Thursday, September 13, 2007

A whiter shade of Palin

Prague, Czech Republic (Picture by Aiden Fitzsimons)

Proving that he’s come a long way since his days as an unscrupulous pet shop owner flogging dead parrots to unsuspecting customers, Michael Palin, the Monty Python veteran turned jolly globetrotter goes east to savour the delights of Oriental and Central Europe for his latest BBC TV series.

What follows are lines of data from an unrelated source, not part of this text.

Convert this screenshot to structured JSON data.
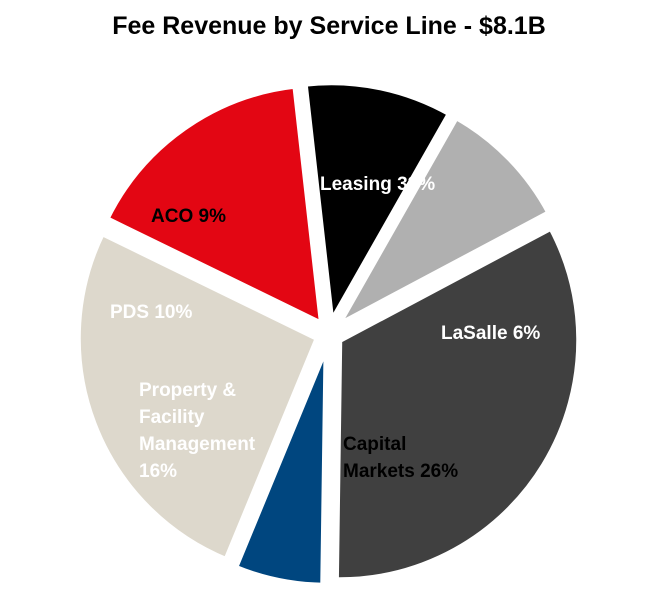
{
  "chart_data": {
    "type": "pie",
    "title": "Fee Revenue by Service Line - $8.1B",
    "slices": [
      {
        "label": [
          "Leasing 33%"
        ],
        "value": 33,
        "color": "#404040",
        "text_color": "#ffffff",
        "exploded": true
      },
      {
        "label": [
          "LaSalle 6%"
        ],
        "value": 6,
        "color": "#00467f",
        "text_color": "#ffffff",
        "exploded": true
      },
      {
        "label": [
          "Capital",
          "Markets 26%"
        ],
        "value": 26,
        "color": "#ddd8cc",
        "text_color": "#000000",
        "exploded": true
      },
      {
        "label": [
          "Property &",
          "Facility",
          "Management",
          "16%"
        ],
        "value": 16,
        "color": "#e30613",
        "text_color": "#ffffff",
        "exploded": true
      },
      {
        "label": [
          "PDS 10%"
        ],
        "value": 10,
        "color": "#000000",
        "text_color": "#ffffff",
        "exploded": true
      },
      {
        "label": [
          "ACO 9%"
        ],
        "value": 9,
        "color": "#b0b0b0",
        "text_color": "#000000",
        "exploded": true
      }
    ]
  }
}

Back in 1989 as a young TV reviewer for the Ulster Herald I reviewed one of Palin’s earliest forays into TV travel Around the World in 80 Days in which he traversed the globe without the luxury of flight via Africa, Asia and America to get back to London within the specified time limit, but spent only a brief period of time in Europe. His latest adventure in which he roams from Estonia to Turkey and almost every country in between promises to be fascinating insight into an area which is on our doorstep, yet which many of us in the West know so little about.

Having travelled a bit in this part of the world and developed something of a fascination for the vast and varied region which once lay behind an impenetrable “iron curtain”, the TV series will naturally be of interest to me. Palin has a thought-provoking article in The Guardian about how the series came about and his perceptions were shaped by his experiences in the “New Europe”. After my own travels in the former Yugoslavia last year this extract struck a chord with me:

"The past intruded on almost every conversation we had and in every town we filmed. Not the quaint past of cobbled streets and church spires (though there was plenty of that), but the raw and shocking past of the 20th century. We in the West have fought and suffered through two world wars, but in eastern Europe the misery was prolonged and relentless. The first of our journeys, which took us down through the former Yugoslavia, was a reminder of how recently Europeans were fighting each other. As late as 1999, our boys were bombing Belgrade. In Sarajevo we talked to people in streets that were death traps only 13 years ago. The eloquent and painstaking leader of a Bosnian mine-clearance team was the same man who had planted some of the mines in the first place."


Watch this space for further coverage and commentary.

1 comment:

Lady Fotherington-Smethers said...

It must be hard to avoid the echoes of past horror. But people have to forget and move on. Memories can be painful - happy memories because we cry for the joy that has been lost, sad memories because of the scars inflicted. But nothing lasts forever and time moves on.